Here are 7 keys that I have observed drives the innovation potential in any organization:

  1. You need to really understand your clients by seeing the world through the lens of their eyes. This is called developing empathy and in the business model generation literature it’s achieved with a tool called an Empathy Map.
  2. You need understand that innovation is NOT simply about technology breakthroughs (e.g. cloud delivered applications.) In every organization there are at least 10 areas which are potential candidates for game-changing innovation to occur. At the level of a firm, moving to a cloud platform is not innovating, it’s just a smart operating decision. Innovation is how the firm figures out a different way to harness that technology to deliver a superior client value proposition and capture a part of the superior value more effectively than its competitors.
  3. One of the richest sources of innovation potential is to be found by looking beyond simply performing a job that your clients need done and seeking ways to contribute a higher transformative impact. This typically mandates working with clients in respect of whom this is possible and therefore has as much to do with client selection as it does with innovation …. but here’s an idea …. having clearly defined client selection criteria is a form of innovation and firms that understand that find themselves way ahead of the pack.
  4. Innovation do not come from incrementally improving current processes BUT they do come from rejecting current orthodoxy and that might involve turning those processes on their head and seeing what falls out.
  5. The last place to find innovative ideas is to look at what is called common industry practice. That reflects the implementation of previous innovations. Competitive advantage is not to be found here.
  6. Embrace the “impossible.” What people believe is impossible is where advantage lies because breakthroughs can only occur when there’s a barrier.
  7. Use PO not YES or NO. Edward DeBono invented a word call PO as a contrary thinking tool. You can interpret it in different ways but it sits between YES and NO and means possiblity option or other possibility. The binary Yes/No represents the essence of lateral thinking but “lateral” is not how our brain is structured.

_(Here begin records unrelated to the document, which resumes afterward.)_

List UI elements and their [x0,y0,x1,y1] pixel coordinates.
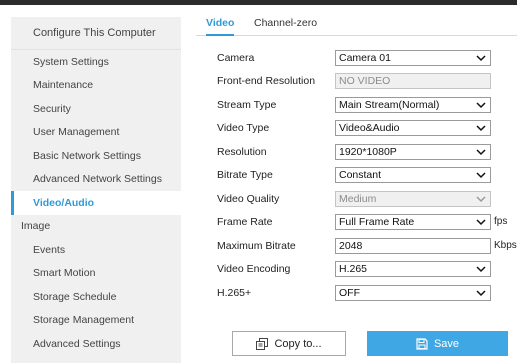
video-type-label: Video Type [217,122,270,134]
sidebar-item-events[interactable]: Events [11,238,181,262]
front-end-resolution-value: NO VIDEO [339,75,391,87]
max-bitrate-row: Maximum Bitrate 2048 Kbps [217,238,517,254]
bitrate-type-value: Constant [339,169,382,181]
chevron-down-icon [476,125,486,132]
video-type-select[interactable]: Video&Audio [335,120,491,136]
frame-rate-unit: fps [494,216,508,227]
sidebar-item-storage-schedule[interactable]: Storage Schedule [11,285,181,309]
frame-rate-value: Full Frame Rate [339,216,415,228]
resolution-select[interactable]: 1920*1080P [335,144,491,160]
h265plus-select[interactable]: OFF [335,285,491,301]
max-bitrate-unit: Kbps [494,240,517,251]
sidebar-item-image[interactable]: Image [11,215,181,239]
video-type-value: Video&Audio [339,122,400,134]
max-bitrate-value: 2048 [339,240,363,252]
resolution-value: 1920*1080P [339,146,397,158]
front-end-resolution-field: NO VIDEO [335,73,491,89]
video-encoding-label: Video Encoding [217,263,291,275]
chevron-down-icon [476,196,486,203]
copy-to-button[interactable]: Copy to... [232,331,346,356]
sidebar-item-smart-motion[interactable]: Smart Motion [11,262,181,286]
copy-icon [256,337,269,350]
camera-select-value: Camera 01 [339,52,391,64]
sidebar-item-advanced-settings[interactable]: Advanced Settings [11,332,181,356]
frame-rate-row: Frame Rate Full Frame Rate fps [217,214,517,230]
h265plus-label: H.265+ [217,287,252,299]
tab-video[interactable]: Video [206,13,235,36]
video-quality-select: Medium [335,191,491,207]
h265plus-row: H.265+ OFF [217,285,517,301]
resolution-row: Resolution 1920*1080P [217,144,517,160]
chevron-down-icon [476,290,486,297]
tab-channel-zero[interactable]: Channel-zero [254,13,317,36]
video-encoding-value: H.265 [339,263,368,275]
bitrate-type-label: Bitrate Type [217,169,273,181]
stream-type-value: Main Stream(Normal) [339,99,440,111]
sidebar-header: Configure This Computer [11,17,181,50]
sidebar: Configure This Computer System Settings … [11,17,181,363]
save-label: Save [433,337,460,350]
video-encoding-row: Video Encoding H.265 [217,261,517,277]
resolution-label: Resolution [217,146,267,158]
video-quality-label: Video Quality [217,193,280,205]
h265plus-value: OFF [339,287,360,299]
video-quality-value: Medium [339,193,377,205]
frame-rate-select[interactable]: Full Frame Rate [335,214,491,230]
front-end-resolution-label: Front-end Resolution [217,75,316,87]
video-type-row: Video Type Video&Audio [217,120,517,136]
camera-select[interactable]: Camera 01 [335,50,491,66]
stream-type-row: Stream Type Main Stream(Normal) [217,97,517,113]
camera-row: Camera Camera 01 [217,50,517,66]
sidebar-item-advanced-network-settings[interactable]: Advanced Network Settings [11,168,181,192]
bitrate-type-row: Bitrate Type Constant [217,167,517,183]
max-bitrate-label: Maximum Bitrate [217,240,296,252]
video-encoding-select[interactable]: H.265 [335,261,491,277]
sidebar-item-system-settings[interactable]: System Settings [11,50,181,74]
copy-to-label: Copy to... [274,337,322,350]
chevron-down-icon [476,266,486,273]
save-button[interactable]: Save [367,331,508,356]
sidebar-item-storage-management[interactable]: Storage Management [11,309,181,333]
sidebar-item-basic-network-settings[interactable]: Basic Network Settings [11,144,181,168]
sidebar-item-video-audio[interactable]: Video/Audio [11,191,181,215]
chevron-down-icon [476,149,486,156]
chevron-down-icon [476,219,486,226]
stream-type-label: Stream Type [217,99,277,111]
frame-rate-label: Frame Rate [217,216,273,228]
camera-label: Camera [217,52,255,64]
top-bar [0,0,517,5]
front-end-resolution-row: Front-end Resolution NO VIDEO [217,73,517,89]
chevron-down-icon [476,102,486,109]
stream-type-select[interactable]: Main Stream(Normal) [335,97,491,113]
sidebar-item-maintenance[interactable]: Maintenance [11,74,181,98]
video-quality-row: Video Quality Medium [217,191,517,207]
chevron-down-icon [476,55,486,62]
chevron-down-icon [476,172,486,179]
tab-bar: Video Channel-zero [196,13,517,36]
save-icon [416,337,428,350]
sidebar-item-user-management[interactable]: User Management [11,121,181,145]
bitrate-type-select[interactable]: Constant [335,167,491,183]
sidebar-item-security[interactable]: Security [11,97,181,121]
max-bitrate-input[interactable]: 2048 [335,238,491,254]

New ideas are the source of innovative breakthroughs but too often they die on the vine. Below I have listed 13 ways great ideas submitted by your team members can be killed before they see the light of day. Have a look at them and ask yourself how you stack up:

  1. Point out all the reasons it won’t work, this will ensure that the reasons it might work will not need to be addressed.
  2. Say you’ll look into an idea and then just sit on it.

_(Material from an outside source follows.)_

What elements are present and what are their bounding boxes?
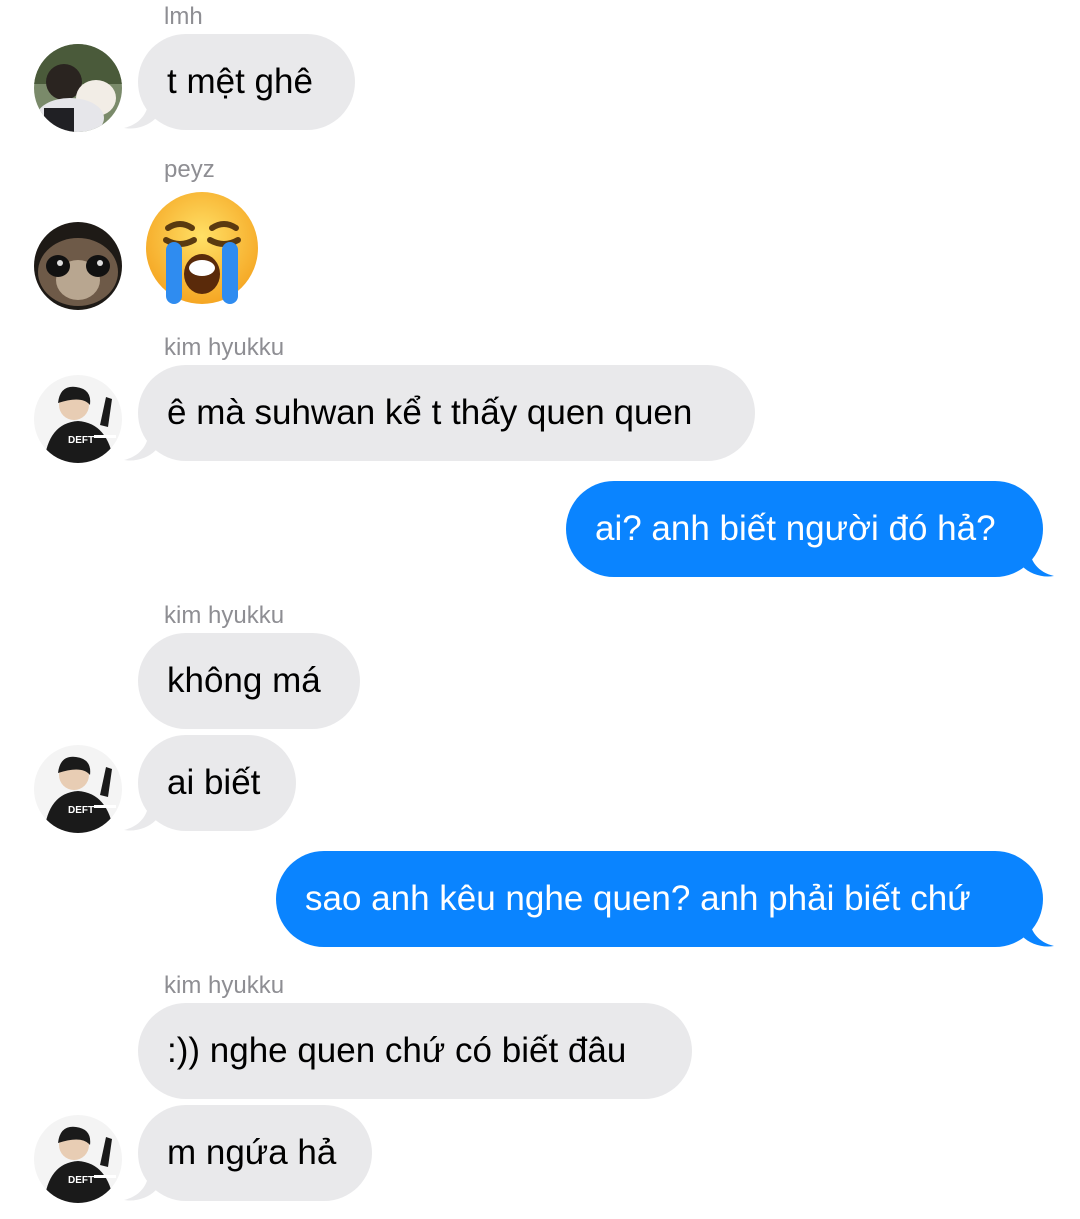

  3. Laugh hysterically and ignore the suggestion. You’ll find that this tactic will effectively prevent you from again being subjected to ideas.
  4. Remind the proponent that his last idea was a total failure or, on a similar theme, remind him what happened to the last person who came up with a failed idea.

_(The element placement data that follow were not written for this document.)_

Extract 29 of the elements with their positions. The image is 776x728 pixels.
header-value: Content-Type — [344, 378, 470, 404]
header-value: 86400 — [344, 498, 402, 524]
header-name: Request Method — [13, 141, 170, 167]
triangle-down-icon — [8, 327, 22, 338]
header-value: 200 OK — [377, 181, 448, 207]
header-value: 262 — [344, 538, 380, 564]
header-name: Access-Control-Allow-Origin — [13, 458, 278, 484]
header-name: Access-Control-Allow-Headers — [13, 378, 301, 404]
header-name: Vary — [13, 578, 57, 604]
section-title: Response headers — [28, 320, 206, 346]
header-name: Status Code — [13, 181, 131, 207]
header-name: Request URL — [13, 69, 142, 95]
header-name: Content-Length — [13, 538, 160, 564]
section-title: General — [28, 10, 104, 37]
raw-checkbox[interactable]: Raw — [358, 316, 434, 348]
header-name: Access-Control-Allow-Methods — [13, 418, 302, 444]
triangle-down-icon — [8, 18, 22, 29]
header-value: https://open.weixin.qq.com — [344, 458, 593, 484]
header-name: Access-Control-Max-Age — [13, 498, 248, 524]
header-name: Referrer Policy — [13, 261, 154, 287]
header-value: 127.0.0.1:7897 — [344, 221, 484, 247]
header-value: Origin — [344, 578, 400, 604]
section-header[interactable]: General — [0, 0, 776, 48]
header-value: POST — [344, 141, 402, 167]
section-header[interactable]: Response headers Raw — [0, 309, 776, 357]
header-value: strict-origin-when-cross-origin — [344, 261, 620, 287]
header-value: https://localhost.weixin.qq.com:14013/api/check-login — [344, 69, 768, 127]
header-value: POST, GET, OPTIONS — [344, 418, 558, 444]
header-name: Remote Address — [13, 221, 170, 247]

  5. Tell the proponent that she doesn’t understand the broader issues. That will remind her that good ideas only come from people at the top.
  6. Ask for a report containing a detailed analysis that you know the proponent is not capable of doing or will require a lot of time, and at the same time give the proponent five other tasks to perform so that further analysis of the idea gets pushed to the bottom of the list of priorities.
  7. Change the subject e.g. ask the proponent how his current project is going. That will be a reminder that team members are paid to work not to think.
  8. Attack any holes in the suggestion – that’s a great way to make someone feel stupid for even raising it.
  9. Ask for all the details to be outlined immediately. That usually makes the proponent realize that the idea has not been thought through fully and sloppy thinking will not be tolerated.
  10. Say we have already thought of that. That will remind the proponent that he is no smarter than people who have been there for some time and that as a newcomer he is not yet qualified to make suggestions.
  11. Say that we have already agreed to go with some other idea. That will send a message that unless you’re part of the insider decision-making group you’ll probably waste your time thinking about new ideas.
  12. Say we’ve tried that before. The implication here is that the idea did not work and by implication it cost time and money so the firm would have been better off if it had never seen the light of day.
  13. Say we’ve done it this way for 50 years and there’s no reason to change now.